THE framework adopted by the World Trade Organisation (WTO) this month enabling the Doha Round multilateral trade talks to move ahead after the collapse of the Cancun Ministerial Conference ignor

es other fundamental issues, a trade analyst said this week.

The WTO General Council adopted a decision on August 1 with a package of accords that will form the basis for the next stage of negotiations.

The new agreement put priority on the need to push ahead with talks in five negotiating areas – agriculture, non-agricultural market access (Nama), development issues, trade facilitation and services.

In a review of the framework’s package, tariffs division assistant director Anselmo Nhara, said the agreement “simply reaffirms continuing negotiations”.

“With regards to other existing commitments in the Doha mandate including intellectual property rights, dispute settlements, rules and environment, the agreement simply reaffirms continuing negotiations,” Nhara said.

On agriculture, Nhara said the text retains a tiered formula which classifies tariffs into various bands for subsequent reduction from bound rates with higher tariffs being cut than lower ones.

Bound rates are maximum tariffs beyond which a member may not increase its tariffs without the greenlight from other WTO members.

Zimbabwe’s agricultural tariffs are bound at a ceiling level of 150%.

The actual modalities pertaining to the number of bands, thresholds for defining bands and types of tariff reductions within each band remain subject to negotiations, Nhara said.

He said while the text provides for flexibility in tariff cuts and tariff quota expansion for sensitive products there was a requirement for “substantial improvement” in market access for each sensitive product.

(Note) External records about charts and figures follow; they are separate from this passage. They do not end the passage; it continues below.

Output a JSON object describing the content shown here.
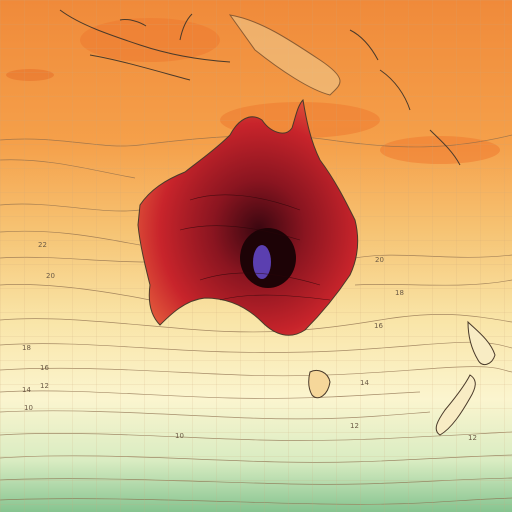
{
  "map": {
    "colors": {
      "north_band": "#f08a3a",
      "tropics_band": "#f5a04a",
      "mid_band": "#f6c373",
      "pale_band": "#f9e4a6",
      "cream_band": "#fbf5cf",
      "cool_band": "#d9ecc2",
      "south_band": "#86c490",
      "land_hot": "#c8242b",
      "land_hotter": "#8a1520",
      "land_hottest": "#3a0710",
      "hotspot": "#5b3fb0",
      "coastline": "#4a3a2a",
      "grid": "#c9a77b"
    },
    "contour_labels": [
      {
        "id": "label-22-west",
        "text": "22"
      },
      {
        "id": "label-20-west",
        "text": "20"
      },
      {
        "id": "label-18-west",
        "text": "18"
      },
      {
        "id": "label-16-west",
        "text": "16"
      },
      {
        "id": "label-14-west",
        "text": "14"
      },
      {
        "id": "label-12-west",
        "text": "12"
      },
      {
        "id": "label-10-west",
        "text": "10"
      },
      {
        "id": "label-20-east",
        "text": "20"
      },
      {
        "id": "label-18-east",
        "text": "18"
      },
      {
        "id": "label-16-east",
        "text": "16"
      },
      {
        "id": "label-14-east",
        "text": "14"
      },
      {
        "id": "label-12-east",
        "text": "12"
      },
      {
        "id": "label-10-east",
        "text": "10"
      },
      {
        "id": "label-12-south",
        "text": "12"
      }
    ]
  }
}
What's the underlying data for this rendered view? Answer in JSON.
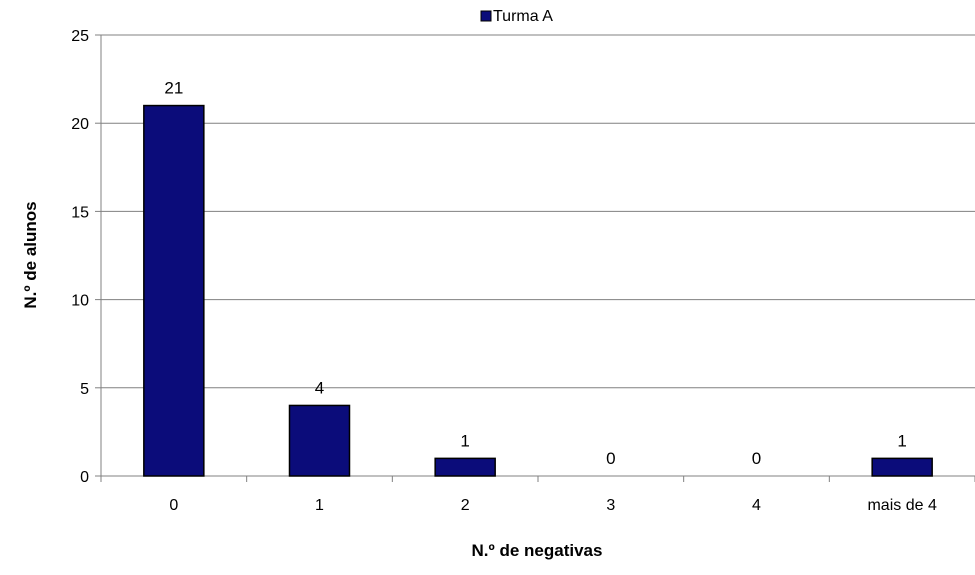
{
  "chart_data": {
    "type": "bar",
    "categories": [
      "0",
      "1",
      "2",
      "3",
      "4",
      "mais de 4"
    ],
    "series": [
      {
        "name": "Turma A",
        "values": [
          21,
          4,
          1,
          0,
          0,
          1
        ],
        "color": "#0b0c7a"
      }
    ],
    "xlabel": "N.º de negativas",
    "ylabel": "N.º de alunos",
    "ylim": [
      0,
      25
    ],
    "yticks": [
      0,
      5,
      10,
      15,
      20,
      25
    ],
    "grid": true,
    "legend": "top-center",
    "data_labels": true
  },
  "colors": {
    "bar_fill": "#0b0c7a",
    "bar_stroke": "#000000",
    "grid": "#808080",
    "axis": "#808080"
  }
}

Elements considered critical in ensuring enhanced market access for developing countries’ agricultural exports such as tariff escalation, tariff simplification as well as special safeguard mechanism have been left for future negotiations, analysts say.

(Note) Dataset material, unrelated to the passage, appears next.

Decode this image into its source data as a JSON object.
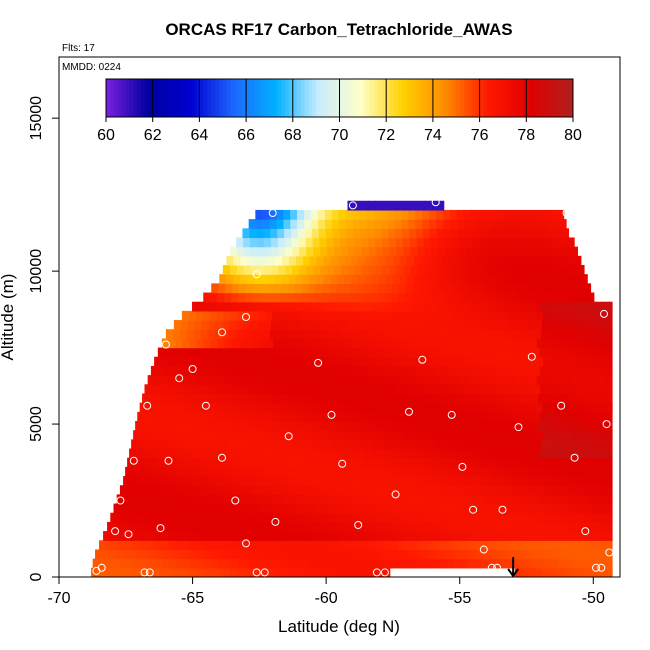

Nhara said he views the adoption of the Nama framework (trade mainly in industrial goods) as by far the worst decision which could worsen the threat in many developing countries of cheap industrial imports overwhelming local goods and industries.

Nhara identified three elements that could have serious negative effects on development when assessed from a developing country perspective.

Nama advocates a non-linear formula which effect steeper cuts for higher tariffs.

“Under a variation of this formula, a 40% tariff on a product will be reduced to 7%. Many developing countries including Zimbabwe should prepare their case on the type of approach or formula and the parameters that are more appropriate for them in order to avert any negative consequences,” Nhara said.

A second negative impact, Nhara said, was that developing countries would be required to give up the WTO’s present flexibilities for countries to choose how many of their industrial products’ tariffs they would like to bind and at what rate.

Currently Zimbabwe has bound only 8,8% of its industrial tariff lines while the General Council decision advocates at least 95% binding coverage.

There is also a “sectoral tariff component” in which many sectors would be fast-tracked for total tariff elimination. The General Council text calls for participation by all in what analysts say was implying that the sectoral component could be compulsory.

“If the selected sectors are important for a developing country’s domestic production, the risk to its domestic industries will be heightened,” Nhara said.

On services the text recommends that member states that have not yet submitted their initial offers must do so as soon as possible and that member states should table their revised offers by May 2005.